I have started a new blog series called A cup of Chai where we sit down with inspiring influencers and get to ask them personal questions and hear the stories and just learn from the best. If you know someone whom we should feature here, send me an email on email@example.com and we will try get them here. We just want to learn from the best.
This week, I sat down with Job K. Muriuki, the CEO of Momentum Credit, a private micro-financing company. I met Job at a networking event in Nairobi. He is as lively as he is inspiring. He has previously worked at Centum, a listed Kenyan investment company. Momentum credit was launched in 2017 and now serves around 1000 clients by offering them alternative lending services including factoring.
What are your views on the Kenyan credit market?
Kenyan banks are some of the most profitable banks around the world and have gotten there by being conservative in their business model and practices. They have stuck to the traditional way of doing business: Take deposits and give loans without taking much risk. The challenge is that the economy and the world is evolving at a pace faster than they can keep up. Banks are not evolving at a fast enough pace to provide solutions. And that is where the opportunity lies for companies like ours which provide alternative lending without taking up deposits from customers. Some of the companies we deal with would not have been able to access loans in the traditional way from banks.
What do you look for when you want to hire someone?
The challenge presently is to get the right person to do the right thing. The unemployment rate in Kenya may be very high but getting high quality individuals who are a great fit to the company is very difficult. Therefore, we have invested a lot in the interview process. Apart from the standard aptitude tests, we give you a real case study that mirror tasks you will do in the job you applied for. We give you a weekend to go thrash it out and present the results to us on Monday morning. We are a small company and cannot afford to get hiring wrong so our interview process is rigorous. We look for people high on cognitive ability and who can be a great fit in our young, vibrant organisational culture.
If you were to sit down with a younger you, what advice would you give him?
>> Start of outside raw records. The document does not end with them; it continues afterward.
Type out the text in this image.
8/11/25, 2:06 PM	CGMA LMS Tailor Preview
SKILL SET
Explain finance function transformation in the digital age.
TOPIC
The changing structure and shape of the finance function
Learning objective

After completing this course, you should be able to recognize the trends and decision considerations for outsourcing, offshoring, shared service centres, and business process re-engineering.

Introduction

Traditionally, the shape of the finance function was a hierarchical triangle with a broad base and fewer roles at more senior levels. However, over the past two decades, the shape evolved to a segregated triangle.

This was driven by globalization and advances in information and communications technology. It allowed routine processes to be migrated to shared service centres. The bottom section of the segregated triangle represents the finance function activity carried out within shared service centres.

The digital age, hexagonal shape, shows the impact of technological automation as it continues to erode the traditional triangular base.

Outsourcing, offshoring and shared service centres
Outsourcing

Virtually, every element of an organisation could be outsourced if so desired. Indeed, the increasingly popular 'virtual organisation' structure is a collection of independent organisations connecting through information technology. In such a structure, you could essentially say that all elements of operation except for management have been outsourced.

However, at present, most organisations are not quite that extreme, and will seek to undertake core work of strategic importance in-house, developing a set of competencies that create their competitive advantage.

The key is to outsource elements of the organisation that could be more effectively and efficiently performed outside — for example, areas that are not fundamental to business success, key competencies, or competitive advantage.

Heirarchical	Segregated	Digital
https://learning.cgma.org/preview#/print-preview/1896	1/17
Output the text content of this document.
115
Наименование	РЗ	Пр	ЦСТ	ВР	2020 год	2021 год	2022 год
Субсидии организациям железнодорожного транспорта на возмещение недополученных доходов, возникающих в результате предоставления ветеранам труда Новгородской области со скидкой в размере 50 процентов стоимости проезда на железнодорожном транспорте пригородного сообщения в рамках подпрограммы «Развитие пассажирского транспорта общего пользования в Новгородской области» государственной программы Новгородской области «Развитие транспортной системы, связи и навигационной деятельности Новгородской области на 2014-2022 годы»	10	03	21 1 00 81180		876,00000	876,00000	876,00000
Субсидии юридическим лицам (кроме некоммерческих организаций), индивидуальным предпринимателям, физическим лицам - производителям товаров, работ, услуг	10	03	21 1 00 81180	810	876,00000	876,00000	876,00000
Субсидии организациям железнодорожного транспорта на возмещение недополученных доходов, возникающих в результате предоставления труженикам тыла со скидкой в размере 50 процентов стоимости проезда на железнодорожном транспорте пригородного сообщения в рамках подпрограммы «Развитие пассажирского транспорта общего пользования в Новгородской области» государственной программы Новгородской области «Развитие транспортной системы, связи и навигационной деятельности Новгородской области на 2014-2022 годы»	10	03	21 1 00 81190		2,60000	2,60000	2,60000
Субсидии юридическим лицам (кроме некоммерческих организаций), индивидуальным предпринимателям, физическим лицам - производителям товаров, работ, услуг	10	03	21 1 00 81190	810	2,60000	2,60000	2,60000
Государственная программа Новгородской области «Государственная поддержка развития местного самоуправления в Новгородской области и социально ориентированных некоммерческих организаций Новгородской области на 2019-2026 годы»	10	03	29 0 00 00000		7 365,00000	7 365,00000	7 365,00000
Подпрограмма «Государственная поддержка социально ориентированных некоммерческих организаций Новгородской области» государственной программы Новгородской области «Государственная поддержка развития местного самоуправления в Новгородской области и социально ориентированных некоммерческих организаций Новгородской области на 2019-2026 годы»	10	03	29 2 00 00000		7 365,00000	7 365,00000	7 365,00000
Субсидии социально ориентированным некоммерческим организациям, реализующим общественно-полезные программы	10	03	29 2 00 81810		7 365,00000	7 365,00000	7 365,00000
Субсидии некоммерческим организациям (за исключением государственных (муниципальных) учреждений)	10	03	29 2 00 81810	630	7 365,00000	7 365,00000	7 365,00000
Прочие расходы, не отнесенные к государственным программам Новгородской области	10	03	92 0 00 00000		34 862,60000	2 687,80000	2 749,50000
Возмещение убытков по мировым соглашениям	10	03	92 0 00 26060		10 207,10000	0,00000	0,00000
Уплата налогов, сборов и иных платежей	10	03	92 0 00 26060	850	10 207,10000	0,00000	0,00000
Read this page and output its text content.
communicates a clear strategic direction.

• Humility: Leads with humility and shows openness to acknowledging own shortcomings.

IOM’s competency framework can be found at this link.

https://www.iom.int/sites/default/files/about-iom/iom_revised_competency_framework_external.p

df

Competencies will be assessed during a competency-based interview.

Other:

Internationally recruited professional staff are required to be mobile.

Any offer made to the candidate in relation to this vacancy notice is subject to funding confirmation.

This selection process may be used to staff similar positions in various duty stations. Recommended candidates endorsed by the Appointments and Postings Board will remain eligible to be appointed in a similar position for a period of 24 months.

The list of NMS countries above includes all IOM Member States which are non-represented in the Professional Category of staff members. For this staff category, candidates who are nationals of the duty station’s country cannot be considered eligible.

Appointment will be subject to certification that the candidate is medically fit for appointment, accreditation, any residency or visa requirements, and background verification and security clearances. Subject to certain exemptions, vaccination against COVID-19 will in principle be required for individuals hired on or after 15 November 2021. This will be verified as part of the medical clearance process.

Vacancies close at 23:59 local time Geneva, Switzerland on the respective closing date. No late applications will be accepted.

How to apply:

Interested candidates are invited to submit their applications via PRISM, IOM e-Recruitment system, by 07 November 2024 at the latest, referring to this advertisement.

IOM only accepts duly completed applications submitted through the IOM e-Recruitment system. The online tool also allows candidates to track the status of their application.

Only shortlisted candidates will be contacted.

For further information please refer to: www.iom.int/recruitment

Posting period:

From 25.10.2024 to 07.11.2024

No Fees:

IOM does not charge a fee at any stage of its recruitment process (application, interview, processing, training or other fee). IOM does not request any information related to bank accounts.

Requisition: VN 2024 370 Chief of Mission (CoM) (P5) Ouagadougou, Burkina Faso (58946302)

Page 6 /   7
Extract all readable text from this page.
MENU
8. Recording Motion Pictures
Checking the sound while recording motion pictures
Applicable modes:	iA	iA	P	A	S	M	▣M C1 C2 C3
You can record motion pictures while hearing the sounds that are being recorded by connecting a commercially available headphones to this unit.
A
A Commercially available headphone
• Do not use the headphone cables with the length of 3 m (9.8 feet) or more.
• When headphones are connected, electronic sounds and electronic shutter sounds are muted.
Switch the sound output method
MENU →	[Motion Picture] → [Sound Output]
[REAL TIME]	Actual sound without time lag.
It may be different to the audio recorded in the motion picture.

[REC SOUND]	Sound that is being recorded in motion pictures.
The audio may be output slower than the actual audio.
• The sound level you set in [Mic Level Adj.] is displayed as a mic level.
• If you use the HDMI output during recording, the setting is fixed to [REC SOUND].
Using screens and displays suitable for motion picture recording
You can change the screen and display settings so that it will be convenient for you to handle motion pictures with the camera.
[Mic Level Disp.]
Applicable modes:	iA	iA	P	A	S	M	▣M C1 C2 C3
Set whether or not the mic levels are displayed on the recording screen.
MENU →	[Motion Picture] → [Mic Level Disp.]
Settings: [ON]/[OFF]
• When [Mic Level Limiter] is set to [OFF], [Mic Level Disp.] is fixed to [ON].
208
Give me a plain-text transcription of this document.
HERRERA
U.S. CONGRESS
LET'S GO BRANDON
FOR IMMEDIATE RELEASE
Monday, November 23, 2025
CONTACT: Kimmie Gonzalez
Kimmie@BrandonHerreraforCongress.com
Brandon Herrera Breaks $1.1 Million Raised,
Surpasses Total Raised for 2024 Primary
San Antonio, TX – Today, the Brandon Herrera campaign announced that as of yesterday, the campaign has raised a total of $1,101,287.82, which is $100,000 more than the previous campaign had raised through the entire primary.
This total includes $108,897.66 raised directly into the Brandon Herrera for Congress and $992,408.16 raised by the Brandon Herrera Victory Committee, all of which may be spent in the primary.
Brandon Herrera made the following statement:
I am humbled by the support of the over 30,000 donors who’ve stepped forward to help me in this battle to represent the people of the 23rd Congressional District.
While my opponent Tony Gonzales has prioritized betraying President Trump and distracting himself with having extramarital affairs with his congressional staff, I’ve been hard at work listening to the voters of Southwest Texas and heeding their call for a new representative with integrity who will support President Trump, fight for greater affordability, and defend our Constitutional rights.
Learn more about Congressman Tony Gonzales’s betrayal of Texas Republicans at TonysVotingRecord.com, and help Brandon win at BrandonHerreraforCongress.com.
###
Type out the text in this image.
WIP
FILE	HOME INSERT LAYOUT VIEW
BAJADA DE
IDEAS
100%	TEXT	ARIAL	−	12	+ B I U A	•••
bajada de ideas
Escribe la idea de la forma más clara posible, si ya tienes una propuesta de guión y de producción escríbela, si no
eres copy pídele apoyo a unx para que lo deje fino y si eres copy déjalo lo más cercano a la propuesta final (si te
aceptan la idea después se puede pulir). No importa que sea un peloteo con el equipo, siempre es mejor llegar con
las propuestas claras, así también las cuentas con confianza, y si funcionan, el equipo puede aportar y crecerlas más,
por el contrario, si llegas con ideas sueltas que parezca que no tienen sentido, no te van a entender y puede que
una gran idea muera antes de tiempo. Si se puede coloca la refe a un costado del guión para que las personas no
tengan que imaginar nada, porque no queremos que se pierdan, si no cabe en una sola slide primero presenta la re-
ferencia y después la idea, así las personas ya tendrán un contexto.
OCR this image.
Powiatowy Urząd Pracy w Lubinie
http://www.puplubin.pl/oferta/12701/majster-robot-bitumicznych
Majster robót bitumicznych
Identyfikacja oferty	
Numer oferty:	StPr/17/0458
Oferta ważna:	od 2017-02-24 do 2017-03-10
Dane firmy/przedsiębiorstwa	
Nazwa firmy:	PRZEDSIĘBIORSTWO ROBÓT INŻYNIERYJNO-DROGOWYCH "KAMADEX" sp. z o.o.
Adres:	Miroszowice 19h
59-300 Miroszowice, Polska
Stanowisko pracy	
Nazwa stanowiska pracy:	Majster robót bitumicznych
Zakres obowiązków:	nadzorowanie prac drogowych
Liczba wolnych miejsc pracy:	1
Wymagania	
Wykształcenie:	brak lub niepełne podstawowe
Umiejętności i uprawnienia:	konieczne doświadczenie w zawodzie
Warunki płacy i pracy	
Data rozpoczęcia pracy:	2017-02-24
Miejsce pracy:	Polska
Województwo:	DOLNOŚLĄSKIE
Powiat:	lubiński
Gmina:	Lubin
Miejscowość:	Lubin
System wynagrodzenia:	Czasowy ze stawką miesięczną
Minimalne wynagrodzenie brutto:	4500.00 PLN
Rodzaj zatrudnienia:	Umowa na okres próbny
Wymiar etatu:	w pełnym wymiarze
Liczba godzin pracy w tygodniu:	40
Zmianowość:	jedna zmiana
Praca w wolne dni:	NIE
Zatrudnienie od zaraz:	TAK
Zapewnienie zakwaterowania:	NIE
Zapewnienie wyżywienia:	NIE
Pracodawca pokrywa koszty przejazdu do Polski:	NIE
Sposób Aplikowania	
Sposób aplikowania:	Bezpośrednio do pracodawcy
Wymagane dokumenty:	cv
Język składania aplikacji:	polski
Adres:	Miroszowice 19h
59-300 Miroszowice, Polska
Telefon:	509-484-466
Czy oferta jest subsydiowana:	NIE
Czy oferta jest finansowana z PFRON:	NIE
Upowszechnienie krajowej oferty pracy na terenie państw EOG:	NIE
Two things. One, that reading and learning is key. The biggest asset one can possess currently is knowledge. A superior knowledge base is an advantage in the modern workplace. Two, create consistent good habits like waking up early, beating deadlines and committing to excellence. The opportunity cost of failing to create a good habit is very high.
Who inspires you?
I am most inspired by family. My wife and my son of 16 months are a great source of inspiration. The other source of inspiration has been my single mother. I owe everything, literally everything, to her. She got divorced at a young age and we had to move to a single room where we lived four of us. Getting food to eat was a tough thing. She did not have a job back then but she joined East African industries (now Unilever) as a graduate trainee and worked her way up the ladder. That was when our fortunes changed. I have learnt from my mum to be focused and driven.
What motivates you?
I am motivated by enjoyment. I enjoy what I do and the day it stops being fun, I will know it is time to move on.
What books have inspired you most and why?
- Anything by or on Warren Buffett. He taught me how a combination of discipline and humility is a good recipe for success. He wasn’t the best in his high school years but the disciplined commitment to his goals has made him a successful investor. (Recommendations include Buffett: The Making of an American Capitalist by Roger Lowenstein)
- Rich dad, poor dad: It talks about how many people lack aspirations and end up living an average life. Those who purpose to be great end up being great.
A mistake you made that you have learnt a great deal from?
I thought I knew how to do selling. I had created this great product and was ready to launch it but I realised I did not know how to sell it. I therefore hired a consultant. It took a lot of humility to realise I wasn’t good at it. The results have been phenomenal: Within 2 months of hiring the consultant the sales had risen 4 times and as of now the sales are up 20–30 times.
How do you counter the challenge of corruption in business?
You counter such a culture by living out the values and principles you cherish such as integrity. I try to live out my values and principles underpinned mostly by my faith. I am a Christian and faith is everything for me. I would not compromise on these values and principles for anything.
There is an optimal time to do something. Find out what that optimal thing is right now and do it. Also, hard work is not enough. Being a bit of a badass sometimes by being aggressive sometimes and having a loud bark helps.